Gemma Duggan, West Midlands lead manager for the National Housing Federation, said: “These shocking figures show that it is getting increasingly hard for thousands of people to buy a home of their own in the current climate.
“It’s no wonder that people can often feel like they have to win the lottery to be able to buy in their local area.
"A shortage of homes means the price to buy them is being pushed ever higher by the market, and out of reach of millions of hard working families.
"Unless we start building more homes people can truly afford, to match the demand, this will only get worse.”
Leaders at Worcester City Council are to continue to push to help first time buyers with a mortgage scheme which would help at least 40 couples, individuals or families.
Council leaders hope a scheme called ‘lend a hand’ where 20 per cent of the house’s value would be underwritten by the council in terms of an indemnity can help first time buyers.
Buyers would cash deposits of five per cent to get a mortgage instead of the 20 per cent to 25 per cent often demanded by lenders since the credit crunch began.
The money to back the scheme, if approved by full council, would come from £1 million left from the deal which brought the £60 million Hive to Worcester.
It would help about 40 people get on the housing ladder.
City council leader Simon Geraghty said it was a small council and there had to be a degree of realism about how many people they could help.
He said: “I think it will be a helping hand to get people on the property ladder.

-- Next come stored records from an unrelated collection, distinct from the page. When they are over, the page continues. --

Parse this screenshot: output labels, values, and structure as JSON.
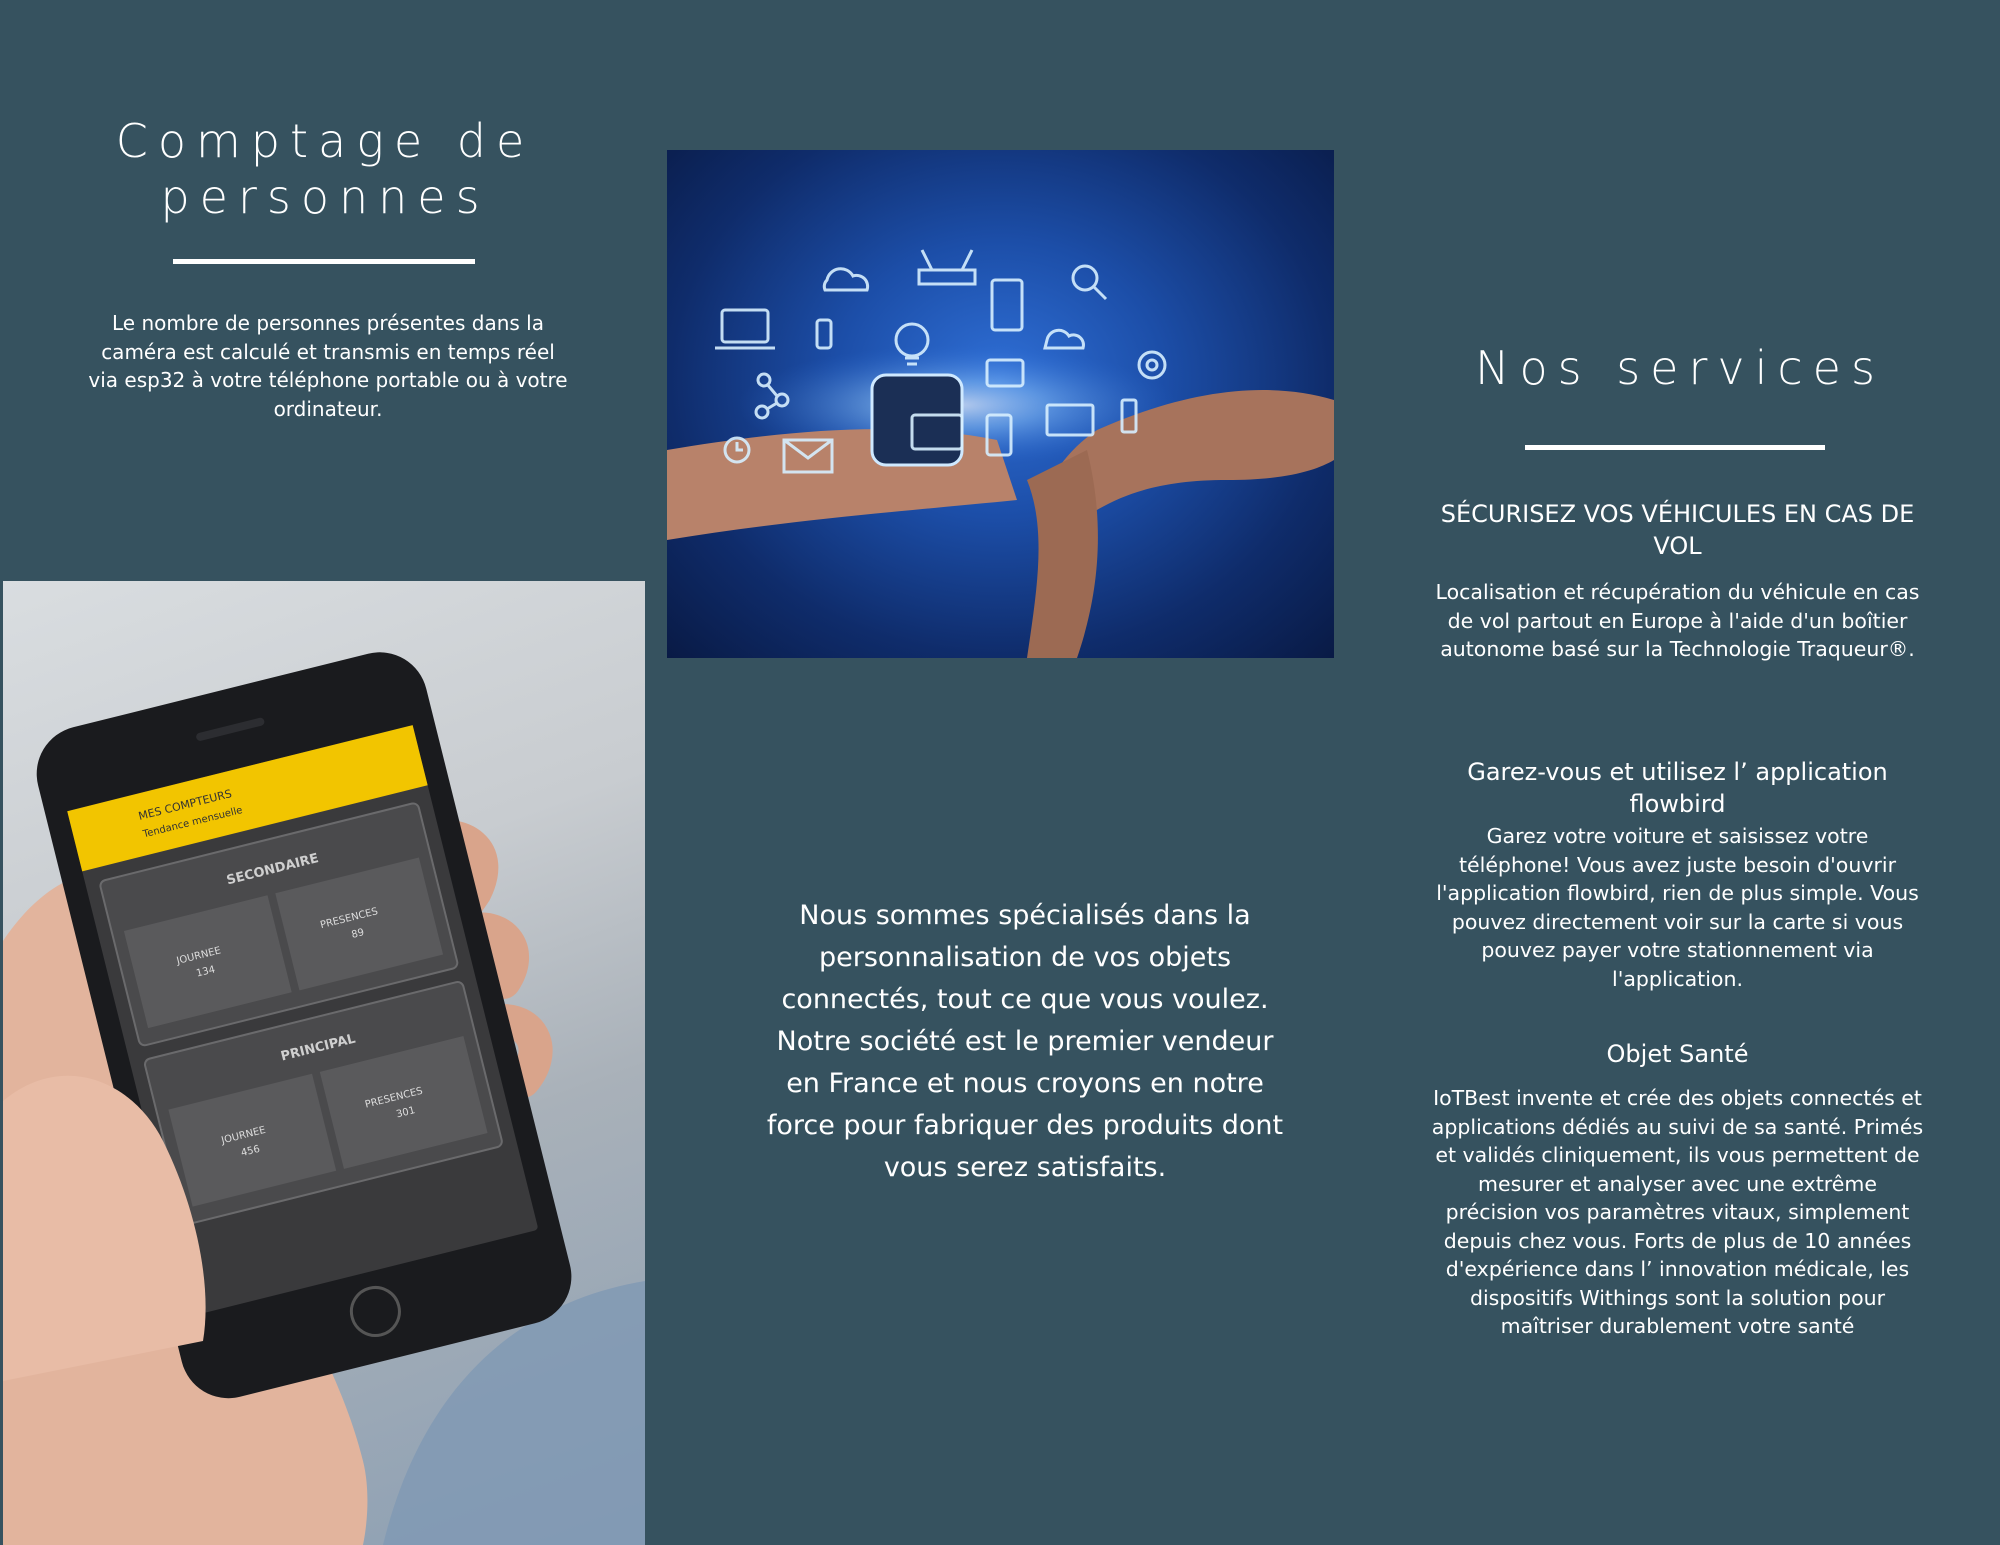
{
  "left": {
    "title": "Comptage de personnes",
    "text": "Le nombre de personnes présentes dans la caméra est calculé et transmis en temps réel via esp32 à votre téléphone portable ou à votre ordinateur."
  },
  "center": {
    "text": "Nous sommes spécialisés dans la personnalisation de vos objets connectés, tout ce que vous voulez. Notre société est le premier vendeur en France et nous croyons en notre force pour fabriquer des produits dont vous serez satisfaits."
  },
  "phone_app": {
    "header": "MES COMPTEURS",
    "sub": "Tendance mensuelle",
    "section1": "SECONDAIRE",
    "section2": "PRINCIPAL",
    "journee": "JOURNEE",
    "presences": "PRESENCES",
    "values": [
      "134",
      "89",
      "456",
      "301"
    ]
  },
  "right": {
    "title": "Nos services",
    "services": [
      {
        "heading": "SÉCURISEZ VOS VÉHICULES EN CAS DE VOL",
        "text": "Localisation et récupération du véhicule en cas de vol partout en Europe à l'aide d'un boîtier autonome basé sur la Technologie Traqueur®."
      },
      {
        "heading": "Garez-vous et utilisez l’ application flowbird",
        "text": "Garez votre voiture et saisissez votre téléphone! Vous avez juste besoin d'ouvrir l'application flowbird, rien de plus simple. Vous pouvez directement voir sur la carte si vous pouvez payer votre stationnement via l'application."
      },
      {
        "heading": "Objet Santé",
        "text": "IoTBest invente et crée des objets connectés et applications dédiés au suivi de sa santé. Primés et validés cliniquement, ils vous permettent de mesurer et analyser avec une extrême précision vos paramètres vitaux, simplement depuis chez vous. Forts de plus de 10 années d'expérience dans l’ innovation médicale, les dispositifs Withings sont la solution pour maîtriser durablement votre santé"
      }
    ]
  },
  "colors": {
    "background": "#36525f",
    "text": "#ffffff",
    "app_accent": "#f2c500"
  }
}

Forty people is better than nothing and it is a step in the right direction.”
He added many people in Worcester could afford a mortgage but not the deposit because of exceptionally stringent lending criteria.

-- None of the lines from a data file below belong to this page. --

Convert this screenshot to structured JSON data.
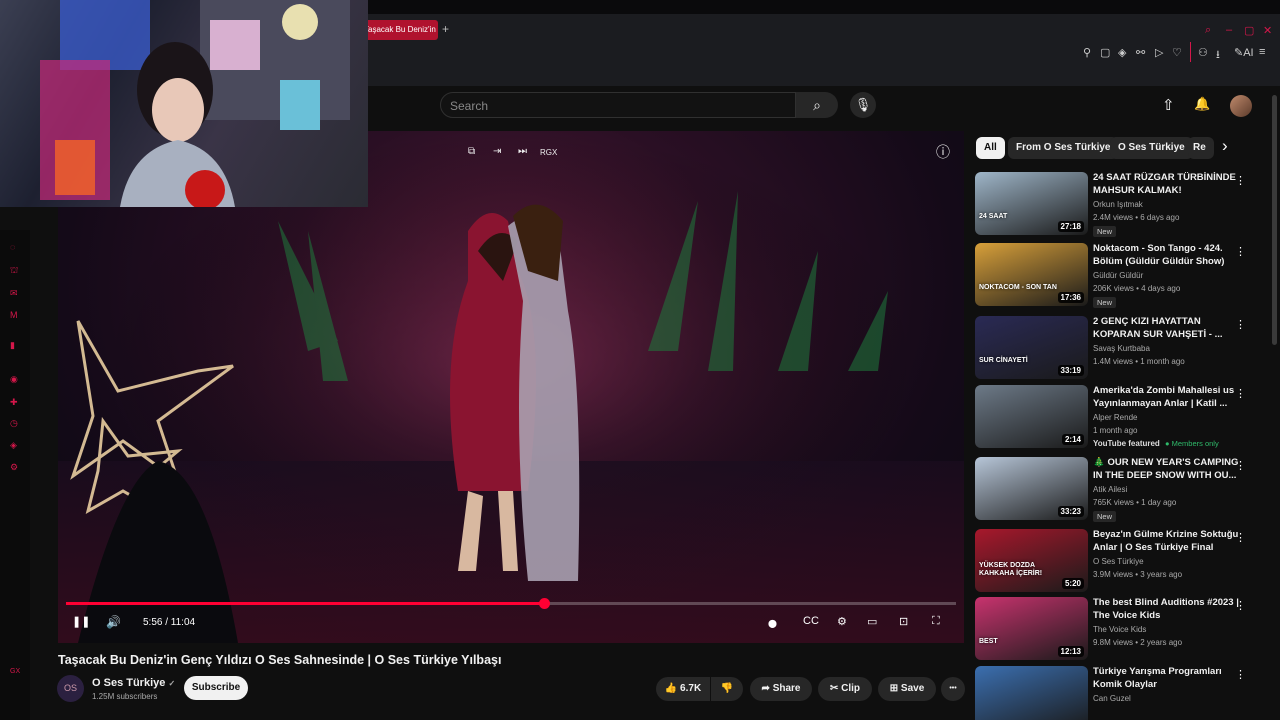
{
  "browser": {
    "tab_title": "Taşacak Bu Deniz'in Genç Yıldızı",
    "new_tab": "+",
    "window_controls": [
      "⌕",
      "–",
      "▢",
      "✕"
    ],
    "extension_icons": [
      "⚲",
      "▢",
      "◈",
      "⚯",
      "▷",
      "♡",
      "⚇",
      "⭳",
      "✎AI",
      "≡"
    ],
    "video_overlay": {
      "icons": [
        "⧉",
        "⇥",
        "⏭"
      ],
      "rgx": "RGX",
      "info": "ⓘ"
    }
  },
  "youtube": {
    "search_placeholder": "Search",
    "search_icon": "⌕",
    "mic_icon": "🎙",
    "upload_icon": "⇧",
    "bell_icon": "🔔"
  },
  "left_rail": {
    "icons": [
      "◌",
      "⛫",
      "✉",
      "M",
      "▮",
      "◉",
      "✚",
      "◷",
      "◈",
      "⚙"
    ],
    "bottom_label": "GX"
  },
  "player": {
    "time": "5:56 / 11:04",
    "progress": 0.537,
    "play_icon": "❚❚",
    "volume_icon": "🔊",
    "right_icons": [
      "⬤",
      "CC",
      "⚙",
      "▭",
      "⊡",
      "⛶"
    ]
  },
  "video": {
    "title": "Taşacak Bu Deniz'in Genç Yıldızı O Ses Sahnesinde | O Ses Türkiye Yılbaşı",
    "channel": {
      "name": "O Ses Türkiye",
      "verified": "✓",
      "subscribers": "1.25M subscribers",
      "avatar_text": "OS"
    },
    "subscribe_label": "Subscribe",
    "actions": {
      "likes": "6.7K",
      "like_icon": "👍",
      "dislike_icon": "👎",
      "share": "Share",
      "share_icon": "➦",
      "clip": "Clip",
      "clip_icon": "✂",
      "save": "Save",
      "save_icon": "⊞",
      "more_icon": "•••"
    }
  },
  "chips": {
    "items": [
      "All",
      "From O Ses Türkiye",
      "O Ses Türkiye",
      "Re"
    ],
    "next_icon": "›"
  },
  "recommendations": [
    {
      "title": "24 SAAT RÜZGAR TÜRBİNİNDE MAHSUR KALMAK!",
      "channel": "Orkun Işıtmak",
      "meta": "2.4M views • 6 days ago",
      "badge": "New",
      "duration": "27:18",
      "thumb_color": "#9fb6c9",
      "thumb_text": "24 SAAT"
    },
    {
      "title": "Noktacom - Son Tango - 424. Bölüm (Güldür Güldür Show)",
      "channel": "Güldür Güldür",
      "meta": "206K views • 4 days ago",
      "badge": "New",
      "duration": "17:36",
      "thumb_color": "#d8a03a",
      "thumb_text": "NOKTACOM - SON TAN"
    },
    {
      "title": "2 GENÇ KIZI HAYATTAN KOPARAN SUR VAHŞETİ - ...",
      "channel": "Savaş Kurtbaba",
      "meta": "1.4M views • 1 month ago",
      "badge": "",
      "duration": "33:19",
      "thumb_color": "#2a2a55",
      "thumb_text": "SUR CİNAYETİ"
    },
    {
      "title": "Amerika'da Zombi Mahallesi us Yayınlanmayan Anlar | Katil ...",
      "channel": "Alper Rende",
      "meta": "1 month ago",
      "badge": "",
      "featured": "YouTube featured",
      "members": "● Members only",
      "duration": "2:14",
      "thumb_color": "#6d7a88",
      "thumb_text": ""
    },
    {
      "title": "🎄 OUR NEW YEAR'S CAMPING IN THE DEEP SNOW WITH OU...",
      "channel": "Atik Ailesi",
      "meta": "765K views • 1 day ago",
      "badge": "New",
      "duration": "33:23",
      "thumb_color": "#b7c6d8",
      "thumb_text": ""
    },
    {
      "title": "Beyaz'ın Gülme Krizine Soktuğu Anlar | O Ses Türkiye Final",
      "channel": "O Ses Türkiye",
      "meta": "3.9M views • 3 years ago",
      "badge": "",
      "duration": "5:20",
      "thumb_color": "#a8182c",
      "thumb_text": "YÜKSEK DOZDA KAHKAHA İÇERİR!"
    },
    {
      "title": "The best Blind Auditions #2023 | The Voice Kids",
      "channel": "The Voice Kids",
      "meta": "9.8M views • 2 years ago",
      "badge": "",
      "duration": "12:13",
      "thumb_color": "#c8336e",
      "thumb_text": "BEST"
    },
    {
      "title": "Türkiye Yarışma Programları Komik Olaylar",
      "channel": "Can Guzel",
      "meta": "",
      "badge": "",
      "duration": "",
      "thumb_color": "#3b6fb0",
      "thumb_text": ""
    }
  ],
  "colors": {
    "accent": "#ff0033",
    "browser_accent": "#d4174a",
    "bg": "#0f0f0f",
    "members": "#2fba6a"
  }
}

He said: “There are people out there who are renting who don’t need to rent if we could support them to access the market. Because people can’t afford mortgages, that is building pressure in the rental market.”
The worst affected areas are Wyre Forest, where house prices are up by 72 per cent (from £99,980 to £172,085) while wages have increased by only five per cent, meaning the gap between house prices and wages has risen 63 per cent between 2001 and 2011, and Malvern Hills, where house prices are up by 72 per cent (from £141,075 to £242,416) while wages have increased by 15 per cent, meaning the gap between house prices and wages has risen 50 per cent between 2001 and 2011.